Other basis services that Palestinian refugees receive, mainly in Gaza, have begun to be affected by the UNRWA's austerity measures. The agency's education department has stopped providing new free-of-charge school books for tens of thousands of school children in Gaza. In the meantime, some surgical operations, supported by UNRWA funding, have had to be delayed or halted.
The UNRWA services, mainly food rations, are vital for us, in order to get by. Suppose that the six packs of flour we receive every three months will come to a halt? |
UNRWA's services also include sanitation and delivering food rations to Palestinian refugees in both the Gaza Strip and the West Bank. In Gaza alone, more than 80 percent of Gaza's 1.2 million refugees depend on regularly UNRWA food aid deliveries. Over the past couple of years, with Gaza's economy worsening because of the Israeli siege and the internal political split, UNRWA-provided services have become a lifeline for those refugee populations.
Reaction
Palestinians on the streets and in political offices have expressed outrage at the US cut of funding, saying the decision has been politicised and aimed at extracting concessions from Palestinians in terms of Washington's plans for "peace" in the region.
In the Sheikh Radwan neighbourhood of Gaza City, where a majority of the population are refugees displaced by the creation of Israel in 1948, residents reacted angrily.
Um Mahmoud Aldeiry, originally from the Palestinian town of Asdud - now known as Ashdod, Israel's largest port town - about 50km from Gaza, was in the marketplace with her son Mahmoud, when °®Âþµº asked her how service cuts would affect her.
"I am a mother of four children and my husband is jobless and ill.
"The UNRWA services, mainly food rations, are vital for us, in order to get by. Suppose that the six packs of flour we receive every three months will come to a halt?
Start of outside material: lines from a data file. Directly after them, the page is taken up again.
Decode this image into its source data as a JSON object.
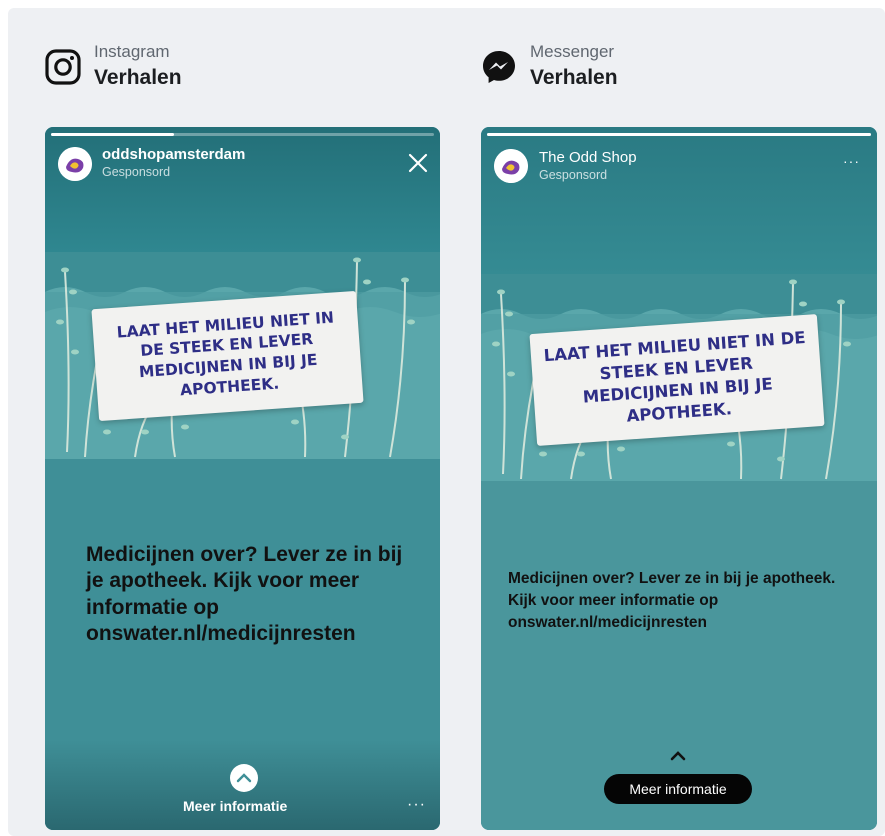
{
  "instagram": {
    "platform_name": "Instagram",
    "placement": "Verhalen",
    "icon": "instagram-icon",
    "account": "oddshopamsterdam",
    "sponsored": "Gesponsord",
    "artwork_text": "LAAT HET MILIEU NIET IN DE STEEK EN LEVER MEDICIJNEN IN BIJ JE APOTHEEK.",
    "caption": "Medicijnen over? Lever ze in bij je apotheek. Kijk voor meer informatie op onswater.nl/medicijnresten",
    "cta": "Meer informatie",
    "more": "···",
    "progress": 0.32
  },
  "messenger": {
    "platform_name": "Messenger",
    "placement": "Verhalen",
    "icon": "messenger-icon",
    "account": "The Odd Shop",
    "sponsored": "Gesponsord",
    "artwork_text": "LAAT HET MILIEU NIET IN DE STEEK EN LEVER MEDICIJNEN IN BIJ JE APOTHEEK.",
    "caption": "Medicijnen over? Lever ze in bij je apotheek. Kijk voor meer informatie op onswater.nl/medicijnresten",
    "cta": "Meer informatie",
    "more": "···",
    "progress": 1.0
  },
  "colors": {
    "story_bg": "#3f8f97",
    "artwork_card_text": "#2e2e86",
    "panel_bg": "#eef0f3"
  }
}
"I believe, my family and I will go into a dire situation. Each pack of flour contains 50 kilograms. We call upon other [countries] to fill in the gap in UNRWA funding, before things get worse."
Other residents of the same neighbourhood, such as Mohammad Abdelkhaleq, a weaver from the Palestinian town of Asqalan, the present-day Ashkelon, believed that such measures are intended to make the Palestinians give up their right to self-determination and return to their former hometowns in what is now Israel.
"We will never renounce UNRWA, because UNRWA itself is the road back to Palestine. Our will and determination will remain strong and from this place in Gaza, every morning we look forward to returning back to Palestine.
"I believe that with our Palestinian unity, we can resist any vicious plans to undermine the Palestinian cause of justice," the 66-year-old told °®Âþµº, while bending over his weaving machine in the packed marketplace.
Jihad Lubbad, 42, whose family was also from Asqalan, echoed his determination.
"No one in the world could break the will of the Palestinian people," Lubbad told °®Âþµº. "Washington's move will not bring any deals that Palestinians find useless. Only those deals that are based on justice will be accepted by the Palestinian people."
An official response
Ahmad Abu Houly, head of the refugees' department of the Palestine Liberation Organisation, believes the decision will foster instability and unrest among Palestinian refugees.
"The US decision to cut funds, as well as the suggestion to direct responsibility for refugees to hosting authorities, instead of the UNRWA, are rejected vehemently," he told °®Âþµº.
"The UNRWA was established by a UN resolution and therefore, the UN is the body which decides its fate."
Abu Houly added that his team would do what it could to mobilise residents of refugee camps inside and outside the occupied territories to send a strong message of rejection over the US decision to cut UNRWA funds.
Many believe the cut is the latest of Washington's plans to redefine the Palestinian cause. In May, Washington under President Donald Trump, moved the US embassy from the Israeli city of Tel Aviv to occupied East Jerusalem, after Trump declared occupied Jerusalem to be the capital of the occupying Israeli state.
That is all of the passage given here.